Из подвала. Из глубины. Со дна.
В делах было все. Тысячи страниц. Расшифровки перехваченных телефонных разговоров. Агентурные сообщения. Сводки наружного наблюдения. «В первой половине дня выход объекта из дома и посещение его квартиры известными разведке лицами места не имели. В 16 часов 35 минут во двор объекта въехал автомобиль марки…» «В 10 часов 05 минут вышел из дома, направился в булочную, где приобрел батон белого хлеба…»
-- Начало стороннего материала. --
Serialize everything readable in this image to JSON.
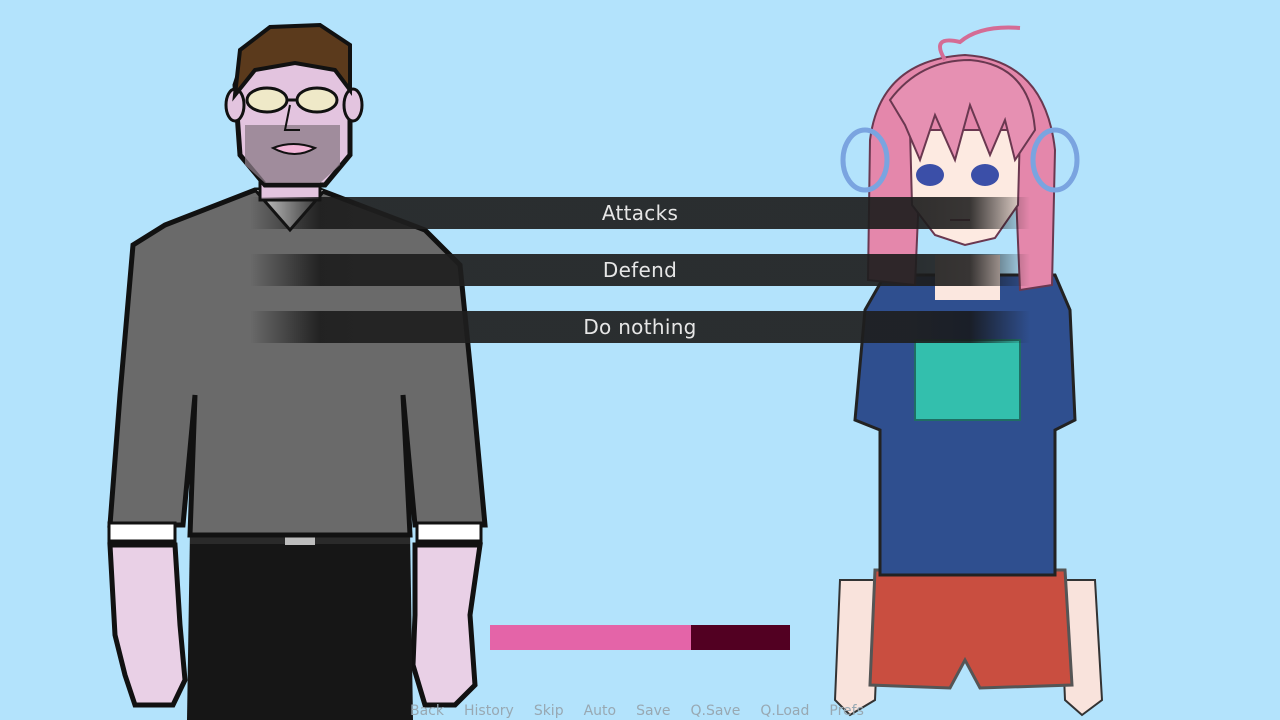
{
  "choices": [
    "Attacks",
    "Defend",
    "Do nothing"
  ],
  "health_bar": {
    "fraction": 0.67,
    "fill_color": "#e464a8",
    "empty_color": "#520022"
  },
  "quick_menu": [
    "Back",
    "History",
    "Skip",
    "Auto",
    "Save",
    "Q.Save",
    "Q.Load",
    "Prefs"
  ],
  "characters": [
    "man-with-glasses",
    "pink-haired-girl"
  ],
  "background_color": "#b3e3fc"
}
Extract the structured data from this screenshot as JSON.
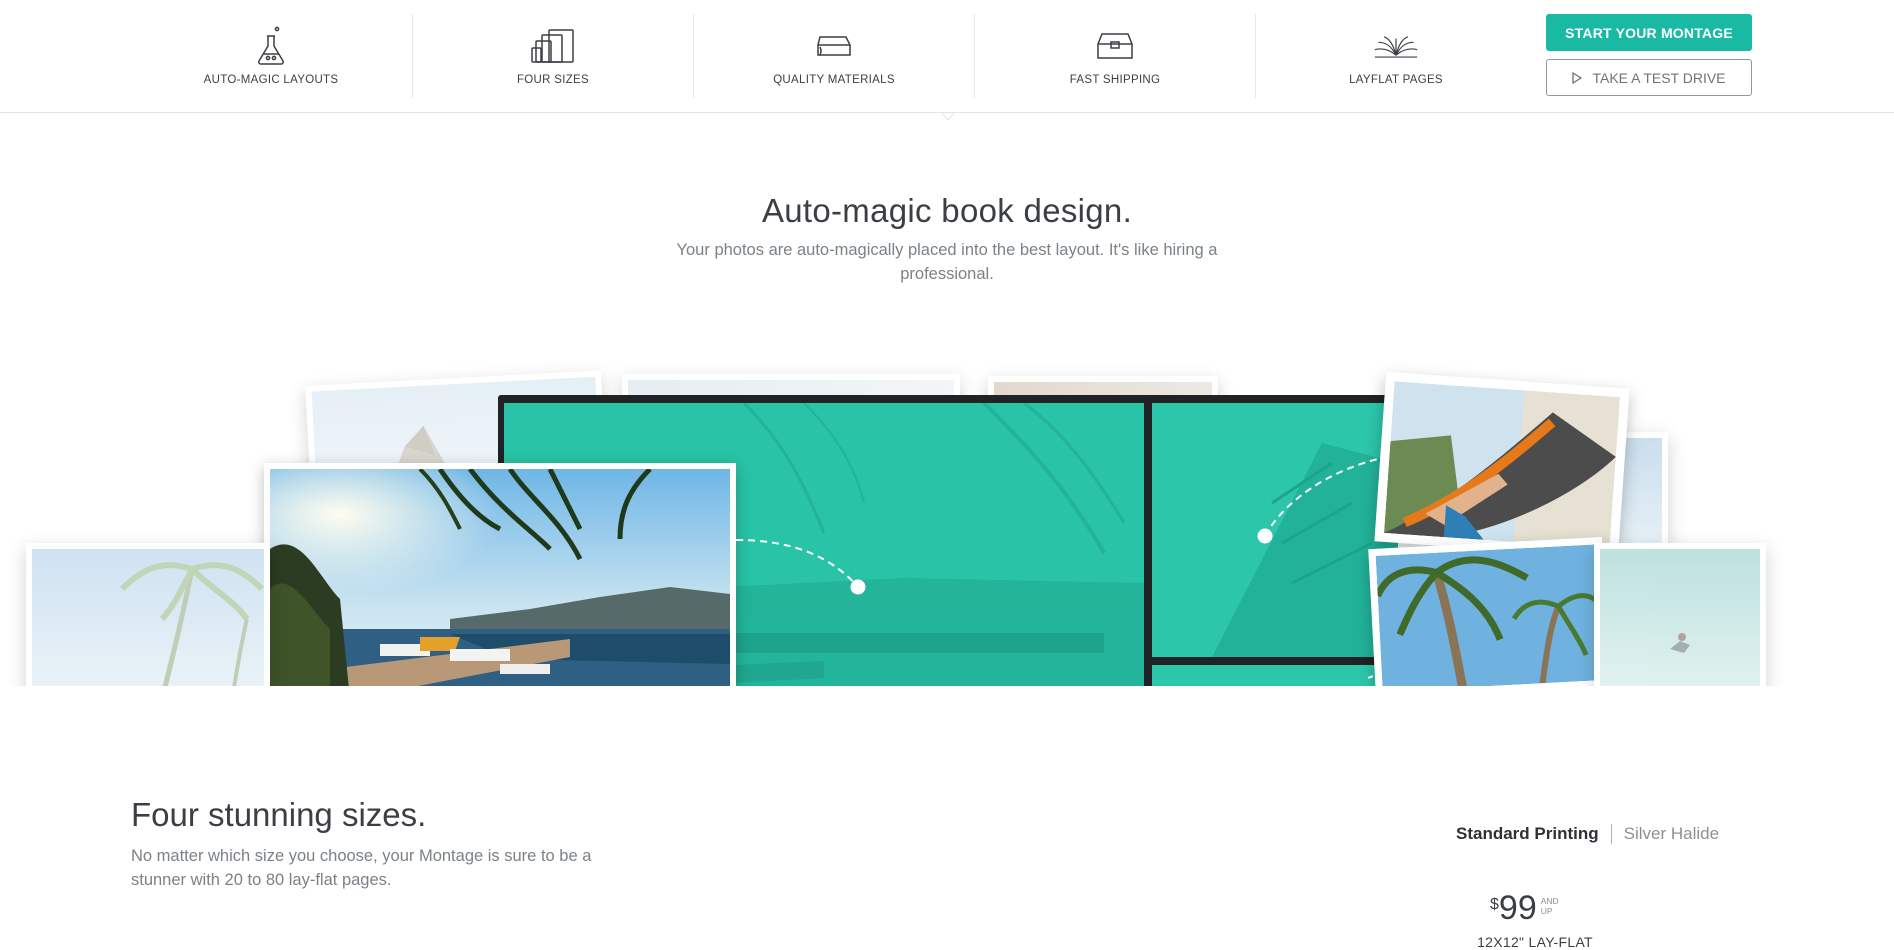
{
  "nav": {
    "features": [
      {
        "label": "AUTO-MAGIC LAYOUTS",
        "icon": "flask-icon"
      },
      {
        "label": "FOUR SIZES",
        "icon": "sizes-icon"
      },
      {
        "label": "QUALITY MATERIALS",
        "icon": "book-materials-icon"
      },
      {
        "label": "FAST SHIPPING",
        "icon": "shipping-box-icon"
      },
      {
        "label": "LAYFLAT PAGES",
        "icon": "open-book-icon"
      }
    ],
    "start_button": "START YOUR MONTAGE",
    "test_button": "TAKE A TEST DRIVE"
  },
  "hero": {
    "title": "Auto-magic book design.",
    "subtitle": "Your photos are auto-magically placed into the best layout. It's like hiring a professional."
  },
  "sizes": {
    "title": "Four stunning sizes.",
    "description": "No matter which size you choose, your Montage is sure to be a stunner with 20 to 80 lay-flat pages.",
    "toggle_active": "Standard Printing",
    "toggle_inactive": "Silver Halide",
    "currency": "$",
    "price": "99",
    "and_up": "AND UP",
    "size_label": "12X12\" LAY-FLAT"
  },
  "colors": {
    "accent": "#19b9a3",
    "layout_teal": "#27c2a6",
    "text": "#3b3f44",
    "muted": "#7b8287"
  }
}
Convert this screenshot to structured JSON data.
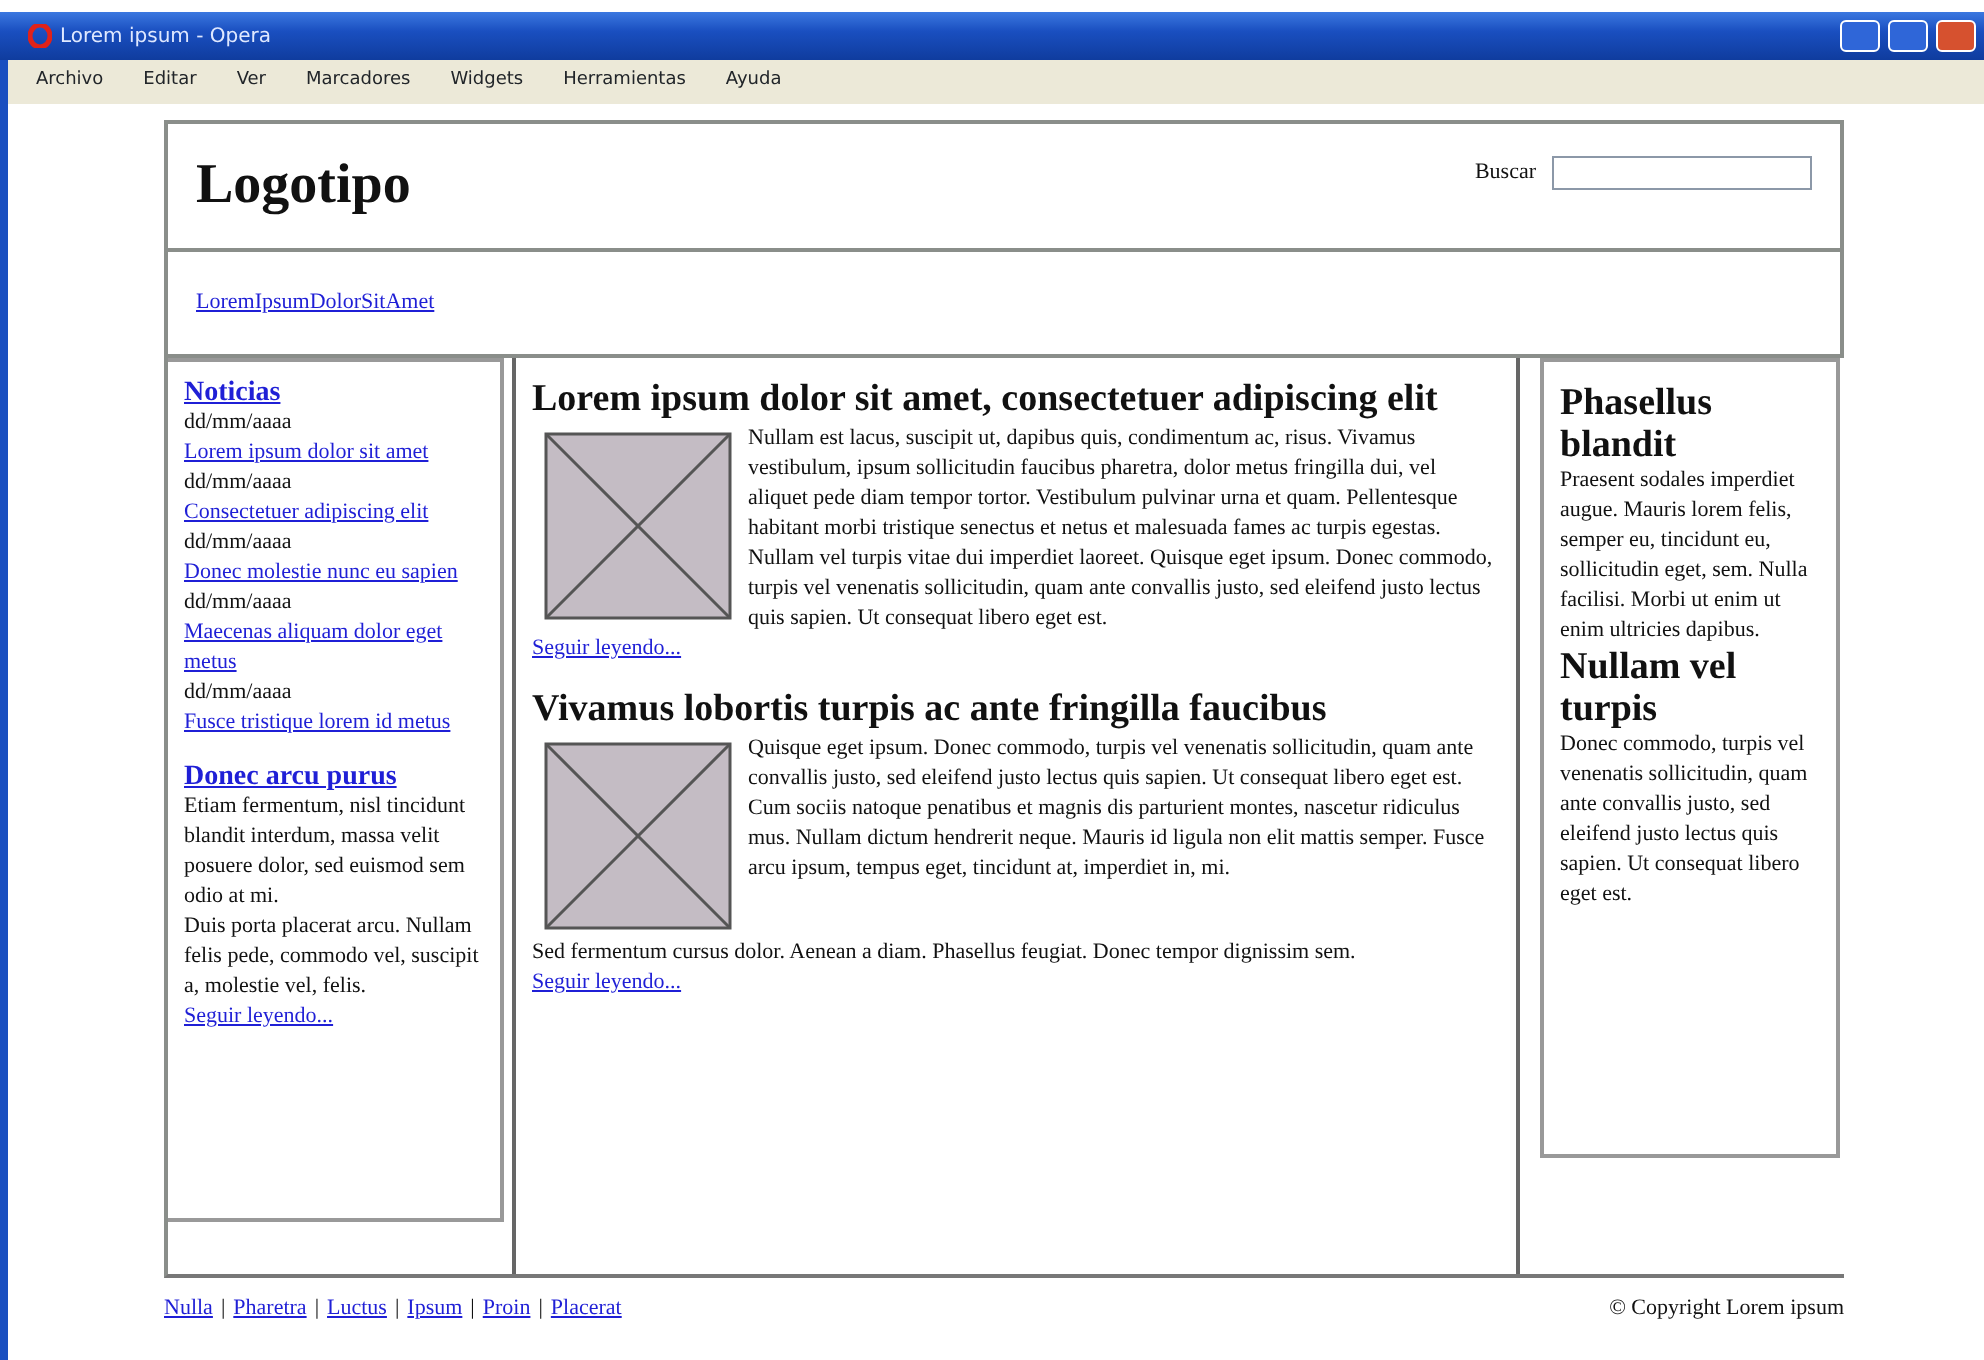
{
  "window": {
    "title": "Lorem ipsum - Opera",
    "menu": [
      "Archivo",
      "Editar",
      "Ver",
      "Marcadores",
      "Widgets",
      "Herramientas",
      "Ayuda"
    ]
  },
  "header": {
    "logo": "Logotipo",
    "search_label": "Buscar"
  },
  "nav": {
    "link": "LoremIpsumDolorSitAmet"
  },
  "sidebar": {
    "news_title": "Noticias",
    "news": [
      {
        "date": "dd/mm/aaaa",
        "link": "Lorem ipsum dolor sit amet"
      },
      {
        "date": "dd/mm/aaaa",
        "link": "Consectetuer adipiscing elit"
      },
      {
        "date": "dd/mm/aaaa",
        "link": "Donec molestie nunc eu sapien"
      },
      {
        "date": "dd/mm/aaaa",
        "link": "Maecenas aliquam dolor eget metus"
      },
      {
        "date": "dd/mm/aaaa",
        "link": "Fusce tristique lorem id metus"
      }
    ],
    "section_title": "Donec arcu purus",
    "paragraphs": [
      "Etiam fermentum, nisl tincidunt blandit interdum, massa velit posuere dolor, sed euismod sem odio at mi.",
      "Duis porta placerat arcu. Nullam felis pede, commodo vel, suscipit a, molestie vel, felis."
    ],
    "more_link": "Seguir leyendo..."
  },
  "articles": [
    {
      "title": "Lorem ipsum dolor sit amet, consectetuer adipiscing elit",
      "paragraphs": [
        "Nullam est lacus, suscipit ut, dapibus quis, condimentum ac, risus. Vivamus vestibulum, ipsum sollicitudin faucibus pharetra, dolor metus fringilla dui, vel aliquet pede diam tempor tortor. Vestibulum pulvinar urna et quam. Pellentesque habitant morbi tristique senectus et netus et malesuada fames ac turpis egestas. Nullam vel turpis vitae dui imperdiet laoreet. Quisque eget ipsum. Donec commodo, turpis vel venenatis sollicitudin, quam ante convallis justo, sed eleifend justo lectus quis sapien. Ut consequat libero eget est."
      ],
      "more_link": "Seguir leyendo..."
    },
    {
      "title": "Vivamus lobortis turpis ac ante fringilla faucibus",
      "paragraphs": [
        "Quisque eget ipsum. Donec commodo, turpis vel venenatis sollicitudin, quam ante convallis justo, sed eleifend justo lectus quis sapien. Ut consequat libero eget est.",
        "Cum sociis natoque penatibus et magnis dis parturient montes, nascetur ridiculus mus. Nullam dictum hendrerit neque. Mauris id ligula non elit mattis semper. Fusce arcu ipsum, tempus eget, tincidunt at, imperdiet in, mi.",
        "Sed fermentum cursus dolor. Aenean a diam. Phasellus feugiat. Donec tempor dignissim sem."
      ],
      "more_link": "Seguir leyendo..."
    }
  ],
  "aside": [
    {
      "title": "Phasellus blandit",
      "text": "Praesent sodales imperdiet augue. Mauris lorem felis, semper eu, tincidunt eu, sollicitudin eget, sem. Nulla facilisi. Morbi ut enim ut enim ultricies dapibus."
    },
    {
      "title": "Nullam vel turpis",
      "text": "Donec commodo, turpis vel venenatis sollicitudin, quam ante convallis justo, sed eleifend justo lectus quis sapien. Ut consequat libero eget est."
    }
  ],
  "footer": {
    "items": [
      {
        "kind": "link",
        "text": "Nulla"
      },
      {
        "kind": "sep",
        "text": "|"
      },
      {
        "kind": "link",
        "text": "Pharetra"
      },
      {
        "kind": "sep",
        "text": "|"
      },
      {
        "kind": "link",
        "text": "Luctus"
      },
      {
        "kind": "sep",
        "text": "|"
      },
      {
        "kind": "link",
        "text": "Ipsum"
      },
      {
        "kind": "sep",
        "text": "|"
      },
      {
        "kind": "link",
        "text": "Proin"
      },
      {
        "kind": "sep",
        "text": "|"
      },
      {
        "kind": "link",
        "text": "Placerat"
      }
    ],
    "copyright": "© Copyright Lorem ipsum"
  }
}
Бледные буквы — износилась лента печатной машинки — будто отражали бессилие, жизненное малокровие тех, за кем велась слежка. Он помнил тысячи этих строк. Их заурядность прежде действовала на него как афродизиак; зримое воплощение мощи их службы и ничтожества ее внутренних врагов — букашек, козявок, насекомых под лупой.
Теперь — спустя новую жизнь в свободной стране — ему казалось, что он читал тогда параноидальный роман без автора, текст текстов, который писала одержимая государственная машина памяти. Роман, стремящийся — в пределе — охватить всю жизнь целиком, создать ее полицейскую копию.